Design and optimization of bifunctional peptides for controlled core–shell nanocapsule formation

Abstract

Nanocapsules with core–shell structures hold significant potential across diverse applications. Biomimetic templating offers a benign approach for synthesizing inorganic nanostructures using biomolecules, leveraging amino acid sequences from natural sources and combinatorial biology in a process known as biomineralization. This study investigates the design and functionality of bifunctional peptides for controlled interfacial biosilicification. Five bifunctional peptides were designed and compared for their surface activity, structural behavior, and biosilicification capability under benign conditions. AM1 and SurSi-G1 demonstrate rapid adsorption, lower interfacial tension, and higher surface activity. In contrast, SurSi and its variants show slower adsorption due to higher molecular charge, resulting in high interfacial tension.
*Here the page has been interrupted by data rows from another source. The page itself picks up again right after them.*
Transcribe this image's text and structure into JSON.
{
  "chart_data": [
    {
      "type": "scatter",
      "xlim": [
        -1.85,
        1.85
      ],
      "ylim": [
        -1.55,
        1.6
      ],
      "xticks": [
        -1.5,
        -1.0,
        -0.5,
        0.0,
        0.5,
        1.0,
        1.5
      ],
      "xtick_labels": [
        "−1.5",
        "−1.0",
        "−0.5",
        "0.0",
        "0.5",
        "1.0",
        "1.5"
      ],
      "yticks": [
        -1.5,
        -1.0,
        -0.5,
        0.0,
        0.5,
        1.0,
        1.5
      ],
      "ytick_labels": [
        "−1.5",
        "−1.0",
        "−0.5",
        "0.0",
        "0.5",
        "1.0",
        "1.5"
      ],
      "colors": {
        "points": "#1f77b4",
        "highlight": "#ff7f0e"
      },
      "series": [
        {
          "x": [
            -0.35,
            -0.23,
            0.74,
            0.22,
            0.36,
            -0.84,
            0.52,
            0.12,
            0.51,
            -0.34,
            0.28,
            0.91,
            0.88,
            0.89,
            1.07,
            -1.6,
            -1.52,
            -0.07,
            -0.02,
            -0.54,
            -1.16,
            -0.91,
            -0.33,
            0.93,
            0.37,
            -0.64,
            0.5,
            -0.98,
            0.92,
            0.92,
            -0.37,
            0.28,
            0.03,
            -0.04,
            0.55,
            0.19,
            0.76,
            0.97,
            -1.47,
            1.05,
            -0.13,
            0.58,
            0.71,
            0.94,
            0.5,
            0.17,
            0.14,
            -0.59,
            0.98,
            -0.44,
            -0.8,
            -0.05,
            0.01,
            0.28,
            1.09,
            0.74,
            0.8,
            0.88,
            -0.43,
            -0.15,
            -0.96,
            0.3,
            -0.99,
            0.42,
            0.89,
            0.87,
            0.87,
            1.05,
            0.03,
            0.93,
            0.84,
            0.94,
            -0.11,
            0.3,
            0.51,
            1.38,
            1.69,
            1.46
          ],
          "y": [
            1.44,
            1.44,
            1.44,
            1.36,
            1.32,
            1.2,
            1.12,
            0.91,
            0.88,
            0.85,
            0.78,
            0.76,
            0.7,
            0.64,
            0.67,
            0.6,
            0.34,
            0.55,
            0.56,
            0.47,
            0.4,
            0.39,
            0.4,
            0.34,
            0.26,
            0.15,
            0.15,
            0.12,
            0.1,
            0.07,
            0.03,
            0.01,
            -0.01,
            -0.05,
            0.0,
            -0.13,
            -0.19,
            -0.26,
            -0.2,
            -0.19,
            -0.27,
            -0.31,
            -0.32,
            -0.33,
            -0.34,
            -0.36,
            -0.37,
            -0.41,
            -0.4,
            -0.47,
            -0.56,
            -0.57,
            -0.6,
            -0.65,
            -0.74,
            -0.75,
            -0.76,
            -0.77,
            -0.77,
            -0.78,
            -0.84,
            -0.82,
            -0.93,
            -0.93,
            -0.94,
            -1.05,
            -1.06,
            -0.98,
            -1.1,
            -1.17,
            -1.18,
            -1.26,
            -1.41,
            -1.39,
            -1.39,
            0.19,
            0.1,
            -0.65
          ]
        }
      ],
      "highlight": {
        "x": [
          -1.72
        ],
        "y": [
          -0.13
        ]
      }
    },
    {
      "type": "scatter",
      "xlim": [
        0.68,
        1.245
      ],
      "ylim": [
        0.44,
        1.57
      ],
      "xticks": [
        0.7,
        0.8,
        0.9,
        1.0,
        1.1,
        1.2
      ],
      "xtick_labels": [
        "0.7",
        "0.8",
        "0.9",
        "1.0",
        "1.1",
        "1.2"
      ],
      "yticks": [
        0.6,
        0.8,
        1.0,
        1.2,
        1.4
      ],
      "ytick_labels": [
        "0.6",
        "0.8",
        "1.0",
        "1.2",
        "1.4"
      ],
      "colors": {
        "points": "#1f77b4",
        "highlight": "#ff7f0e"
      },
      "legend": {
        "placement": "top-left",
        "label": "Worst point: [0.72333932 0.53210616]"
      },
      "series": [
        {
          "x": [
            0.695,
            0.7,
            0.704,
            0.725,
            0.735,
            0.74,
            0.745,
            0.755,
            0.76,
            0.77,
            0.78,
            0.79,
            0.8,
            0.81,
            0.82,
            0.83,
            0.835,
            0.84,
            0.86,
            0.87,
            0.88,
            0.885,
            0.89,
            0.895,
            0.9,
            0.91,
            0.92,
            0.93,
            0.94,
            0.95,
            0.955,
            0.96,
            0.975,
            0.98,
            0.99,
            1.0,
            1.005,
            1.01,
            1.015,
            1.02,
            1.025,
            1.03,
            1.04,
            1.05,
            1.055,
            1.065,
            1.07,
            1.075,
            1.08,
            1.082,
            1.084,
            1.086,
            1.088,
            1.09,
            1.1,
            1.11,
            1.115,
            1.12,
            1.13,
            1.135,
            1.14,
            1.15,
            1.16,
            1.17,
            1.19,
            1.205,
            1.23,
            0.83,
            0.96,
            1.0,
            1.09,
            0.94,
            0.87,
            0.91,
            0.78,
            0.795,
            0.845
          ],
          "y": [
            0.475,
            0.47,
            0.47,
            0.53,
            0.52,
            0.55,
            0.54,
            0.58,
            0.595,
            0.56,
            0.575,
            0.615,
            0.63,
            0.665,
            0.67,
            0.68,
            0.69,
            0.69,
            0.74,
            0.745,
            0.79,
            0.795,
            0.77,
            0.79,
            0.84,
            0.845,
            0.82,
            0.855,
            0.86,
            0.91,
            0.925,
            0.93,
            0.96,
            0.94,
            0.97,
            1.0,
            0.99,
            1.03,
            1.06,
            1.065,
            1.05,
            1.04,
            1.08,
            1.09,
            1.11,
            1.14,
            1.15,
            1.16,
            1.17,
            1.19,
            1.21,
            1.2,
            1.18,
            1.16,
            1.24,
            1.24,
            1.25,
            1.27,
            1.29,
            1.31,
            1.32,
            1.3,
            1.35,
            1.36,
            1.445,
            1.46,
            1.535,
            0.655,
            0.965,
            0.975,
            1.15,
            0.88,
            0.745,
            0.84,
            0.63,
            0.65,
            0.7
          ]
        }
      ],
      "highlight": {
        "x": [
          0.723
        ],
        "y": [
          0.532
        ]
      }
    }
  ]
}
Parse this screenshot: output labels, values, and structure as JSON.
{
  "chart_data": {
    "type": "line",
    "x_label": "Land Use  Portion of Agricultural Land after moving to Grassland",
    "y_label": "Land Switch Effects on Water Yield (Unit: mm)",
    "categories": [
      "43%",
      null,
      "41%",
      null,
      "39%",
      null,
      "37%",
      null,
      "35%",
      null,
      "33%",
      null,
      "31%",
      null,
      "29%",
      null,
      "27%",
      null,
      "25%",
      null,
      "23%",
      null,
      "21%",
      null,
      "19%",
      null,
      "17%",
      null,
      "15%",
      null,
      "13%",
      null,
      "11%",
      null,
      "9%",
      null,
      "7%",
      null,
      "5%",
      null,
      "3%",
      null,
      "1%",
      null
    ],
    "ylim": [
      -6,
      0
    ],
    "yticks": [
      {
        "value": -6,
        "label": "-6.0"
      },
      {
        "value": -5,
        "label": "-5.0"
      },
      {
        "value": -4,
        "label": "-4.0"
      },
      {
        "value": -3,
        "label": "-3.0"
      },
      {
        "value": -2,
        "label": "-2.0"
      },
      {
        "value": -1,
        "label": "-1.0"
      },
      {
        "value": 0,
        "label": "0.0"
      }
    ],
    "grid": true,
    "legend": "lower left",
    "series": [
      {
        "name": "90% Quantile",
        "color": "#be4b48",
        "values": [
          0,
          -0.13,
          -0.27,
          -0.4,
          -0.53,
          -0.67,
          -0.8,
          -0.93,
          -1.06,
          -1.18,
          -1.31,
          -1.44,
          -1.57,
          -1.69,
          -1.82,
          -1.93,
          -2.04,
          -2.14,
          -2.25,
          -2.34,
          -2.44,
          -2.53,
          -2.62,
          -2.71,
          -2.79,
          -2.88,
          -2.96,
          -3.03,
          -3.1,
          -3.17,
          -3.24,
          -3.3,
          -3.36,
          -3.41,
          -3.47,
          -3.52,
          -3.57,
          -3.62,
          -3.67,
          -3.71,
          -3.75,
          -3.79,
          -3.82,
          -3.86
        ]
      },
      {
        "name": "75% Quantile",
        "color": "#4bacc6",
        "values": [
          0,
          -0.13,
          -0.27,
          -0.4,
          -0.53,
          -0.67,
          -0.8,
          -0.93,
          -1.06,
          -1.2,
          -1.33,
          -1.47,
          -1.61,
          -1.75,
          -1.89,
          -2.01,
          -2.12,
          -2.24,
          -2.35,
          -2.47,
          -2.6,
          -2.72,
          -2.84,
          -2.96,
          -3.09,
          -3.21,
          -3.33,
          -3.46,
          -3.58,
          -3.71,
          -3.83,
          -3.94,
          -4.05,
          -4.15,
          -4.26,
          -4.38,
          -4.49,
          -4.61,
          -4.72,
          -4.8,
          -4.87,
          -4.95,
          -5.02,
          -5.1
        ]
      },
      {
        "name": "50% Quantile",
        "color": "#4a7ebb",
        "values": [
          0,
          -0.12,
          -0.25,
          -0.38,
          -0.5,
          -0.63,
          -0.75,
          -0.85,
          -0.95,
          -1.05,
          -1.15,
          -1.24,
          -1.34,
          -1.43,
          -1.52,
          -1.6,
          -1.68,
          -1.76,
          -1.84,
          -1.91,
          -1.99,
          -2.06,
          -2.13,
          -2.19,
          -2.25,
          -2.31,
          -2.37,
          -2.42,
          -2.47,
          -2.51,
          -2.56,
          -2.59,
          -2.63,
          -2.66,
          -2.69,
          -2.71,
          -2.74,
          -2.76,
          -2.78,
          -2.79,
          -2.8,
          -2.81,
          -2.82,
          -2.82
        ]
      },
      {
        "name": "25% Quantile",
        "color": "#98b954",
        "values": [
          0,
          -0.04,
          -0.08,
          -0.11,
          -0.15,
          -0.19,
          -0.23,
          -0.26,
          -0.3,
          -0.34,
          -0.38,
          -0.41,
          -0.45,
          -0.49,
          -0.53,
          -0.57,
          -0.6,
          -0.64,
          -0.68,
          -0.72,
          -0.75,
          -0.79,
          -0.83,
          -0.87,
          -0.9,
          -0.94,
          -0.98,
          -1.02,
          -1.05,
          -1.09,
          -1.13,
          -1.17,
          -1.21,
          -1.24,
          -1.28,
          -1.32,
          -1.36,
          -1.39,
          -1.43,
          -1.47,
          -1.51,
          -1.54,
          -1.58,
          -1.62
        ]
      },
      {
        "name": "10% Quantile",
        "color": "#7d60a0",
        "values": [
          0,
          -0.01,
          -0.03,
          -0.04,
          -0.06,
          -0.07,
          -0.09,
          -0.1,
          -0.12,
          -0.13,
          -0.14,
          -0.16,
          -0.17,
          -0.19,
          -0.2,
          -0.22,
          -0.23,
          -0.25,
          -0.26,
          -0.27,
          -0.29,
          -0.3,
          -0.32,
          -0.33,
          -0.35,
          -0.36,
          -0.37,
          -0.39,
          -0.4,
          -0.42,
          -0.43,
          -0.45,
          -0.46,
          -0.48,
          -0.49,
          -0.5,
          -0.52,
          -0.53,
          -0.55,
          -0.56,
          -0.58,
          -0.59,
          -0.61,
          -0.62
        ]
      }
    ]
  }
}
Biosilicification assays confirmed that peptide charge strongly influences particle morphology, with SurSi and SurSi-R3 yielding well-dispersed silica nanoparticles, while AM1, SurSi-R2, and SurSi-G1 formed larger aggregates. Low ionic strength and sufficient surface charge enhance electrostatic interaction between positively charged bifunctional peptides and negatively charged hydrolyzed silicic acid, facilitating controlled biosilicification at interface and enabling the precise formation of core–shell nanocapsules. These findings highlight the pivotal role of peptide sequence and charge distribution in determining surface activity and interfacial biosilicification, providing insights for optimizing nanocapsule synthesis.